CTE pathways have no shortage of operators. They include the U.S. Department of Labor and U.S. Department of Education, and their state counterparts, kindergarten-to-12th grade (K-12) schools and school systems, colleges and other postsecondary providers, employers, intermediaries, and associations. This wide network of actors facilitates courses and programs that provide the skills and knowledge required for specific jobs or fields of work. High-quality education and career pathways can help learners transition into high-demand, higher-wage careers. Unfortunately, just as the early railways profited from the exploitation and exclusion of Asian, Black, and Native Americans, current CTE pathways uphold the historic practice of tracking today’s students of color into programs that lead to low-wage positions in the U.S. labor market.
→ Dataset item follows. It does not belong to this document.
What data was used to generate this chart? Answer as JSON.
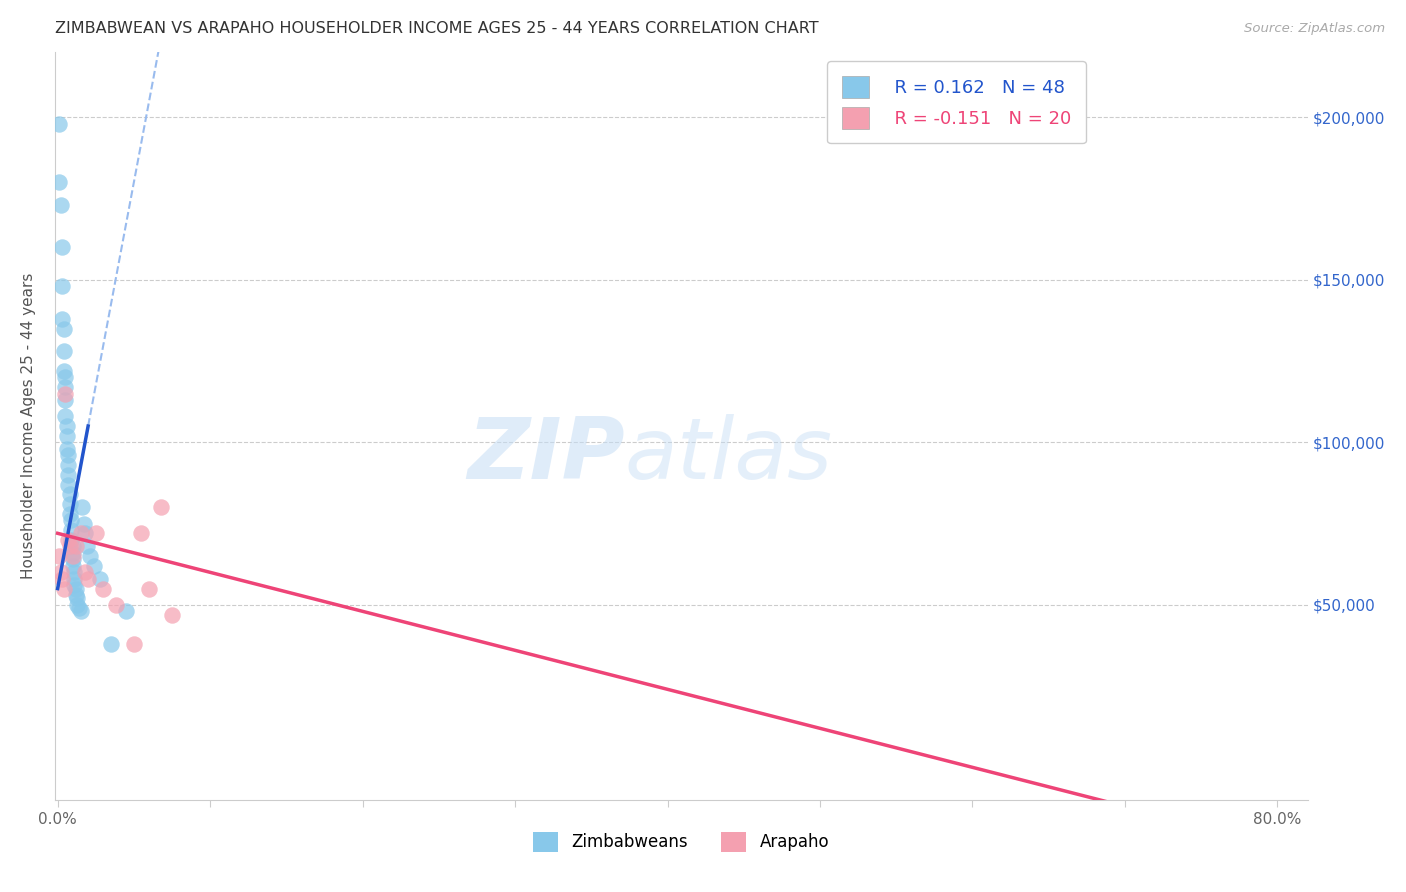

Truly high-quality data would finally help stakeholders identify communities of color who are currently lost or inaccessible, such as Afro Latinos, Southeast Asian Americans, and immigrant students, including undocumented students and newcomer students who have recently arrived in the United States. The collection of data on CTE pathways should focus on program-level outcomes to facilitate the identification of learner populations in need of additional supports and interventions. Quality data allow stakeholders to understand which programs are equitably serving, supporting, and retaining students, and which programs need improvement.

These data can help decision-makers understand and assess program quality, success, and outcomes for different learner populations. Truly high-quality data would finally help stakeholders identify learners in communities of color, such as Afro Latinos, Southeast Asian Americans, and undocumented and newcomer immigrants, who are currently invisible in data.